We’ll get back to KHBS in a little bit.
Funny-in-a-sad-sort-of-way: No broadcast station that I’ve ever worked at still exists in the form that it took at the time of my employment. Some have been sold. Some have changed affiliations to more obscure barely-even-networks than they were tied to when I worked there (i.e. WACY in Green Bay becoming a MyNetwork affiliate). Some have shut down altogether.
KPBI wins the trifecta by falling under the last three categories simultaneously. It was sold around 2000 to the now-defunct Little Rock-based Equity TV. The KPBI that I worked at, technically, no longer exists (replaced by a whole different station to whom the old call letters were assigned). And ever since the local NBC affiliate underwent a weird kind of market mitosis and become two separate entities controlled by the same company, it even lost the Fox affiliation.
A sale price of under a million for an operational television station is almost unheard of – it’s a fire sale price, justified by the station having ridden its low-power TV exemption from the digital transition pretty hard. It’d take spending that purchase price again to upgrade the station to HD specs. (On the one hand, does a Retro TV Network station – whose entire lineup is old shows in a 4:3 aspect ration – really need to be HD? On the other hand, if there’s one station in this market that can afford to spill that sort of cash on upgrading an LPTV station to HD, it’s probably KFSM.)
FCC rules prohibit common ownership of two stations in a market as small as Fort Smith’s, but KFSM and KPBI have petitioned for a “failing station” waiver, arguing that KPBI is in poor financial condition and the benefits of its purchase by KFSM would outweigh any “theoretical” harm to competition.
The FCC duopoly rules are being cited here; nearly every media company that has a finger in this market has already overstepped that. KFSM already carries MyNetwork on channel 5.2. KHBS carries the CW on 40.2 and 29.2. KNWA (NBC) and KFTA (Fox) are all sorts of in bed together.

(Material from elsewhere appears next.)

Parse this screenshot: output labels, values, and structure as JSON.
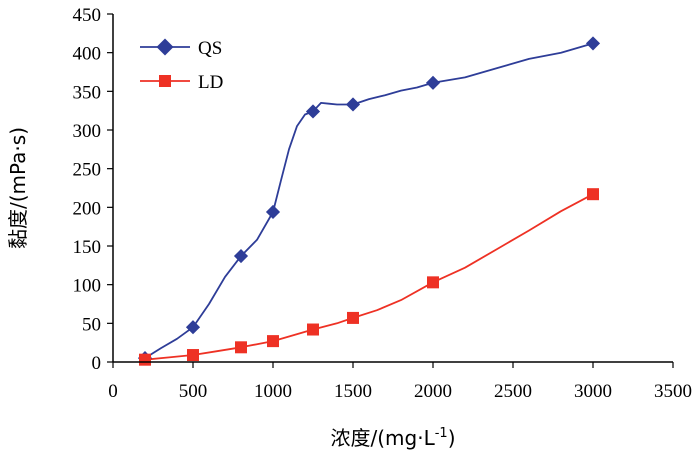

The real question is whether or not the FCC will let KFSM sneak by with a triopoly. There are only two other triopolies in the U.S., and they’re both in California; however, the FCC’s rules on this apply to full-power stations. KPBI is not now, and has ever been, full-power, which also allowed it to dance right past the digital transition. The article seems to imply that KFSM intends to make KPBI a separate entity, getting MyNetwork off of KFSM’s .2 subchannel and making it a real station of its own. (Maybe RetroTV will wind up as the new .2 on KFSM, or simply disappear in this market.) This would be no better and no worse than the awkward pairing of Fox and NBC stations under the same management (Nexstar).
Slightly intriguing: Sometime this month, KHBS will be shutting down its formerly-bustling Fort Smith operation, with the exception of sales staff and a very pared-down fragment of its overall news operation. The master control facility will be moved to Rogers, and channel 40 will become a satellite of channel 29, rather than the other way around. For those who wonder why virtually every station in this market has two channel numbers, it’s nigh-on-impossible to get a signal over the Boston Mountains, meaning everyone’s got to maintain at least two transmitter sites and, frequently, two studios and two hubs of sales activity.
For those wondering what the above paragraph has to do with anything, here’s the short story: I’m going to be out of a job very soon.
I’m not sitting on my hands – I’ve been sending out resumes and filling applications for just about every non-factory job in a hundred-mile radius, as well as throwing my hat into the ring for a few specific openings beyond that radius (such as a production manager position at AETN). Still, I’d be kidding you if I said that the world is beating a path to my door. With two (with Fox 24’s parasitic connection to NBC 51, arguably three) of the four major network affiliates having bailed out on the Fort Smith area, the number of outlets for me to ply the trade I’ve been in for my entire adult life is dwindling dangerously (hence the desperate grab for random office and clerical jobs).
If KPBI made a comeback, even if it was a Retro TV affiliate that rehashes KFSM’s news product at various points in the day, it’s tempting to see if I could get in on that action. Take what I’ve learned at every job since I left KPBI, and bring it back to KPBI. When I was at KPBI in the early to mid ’90s, the station was undergoing something of a renaissance. A lot of that was due to Fox snagging NFL coverage, which brought more money in, which gave the station the luxury of upgrading and expanding its signal (and, later, delivering its own offspring in the form of a bouncing baby UPN affiliate – which was also sold off and now carries Univision). Our crazy little anything-goes sandbox was suddenly a high-visibility station in spite of its own limitations (namely, a low-power analog signal that could just about be overpowered by the wattage output of the light bulb in the break room fridge). But even with the knowledge that we had to start acting more like a real TV station than a public access cable channel that just happened to have over-the-air transmitters, we quite frankly got away with crazier shit than the other stations in the area. Everywhere I’ve gone since then, I’ve tried to keep bringing the crazy, in a good way – I like making stuff look fairly unique with just a dash of “How did they do that?”, all without obscuring the message.
When you’re working for the underdog, the sky’s the limit – after all, you’re already hugging the ground when you start out. I’ve worked for Fox and UPN stations alike, and it’s a market position I’m familiar with. It’s also a market position I’m familiar with changing.
I know it’ll be a while before KFSM gets this ball rolling, gets the FCC approval, and pumps some new blood into KPBI, and I’m certainly going to need to do something for a living between now and then… it may take a year or more before they start hiring for the new station, assuming they don’t just assign everyone already on staff to double up (hey, it’s worked for every other station in the market). But it’s awfully tempting to think about trying to climb aboard and be a part of relaunching the old girl with a new coat of paint, knowing what I know now… and knowing intimately where the soft tissue is on the other fighters in the ring.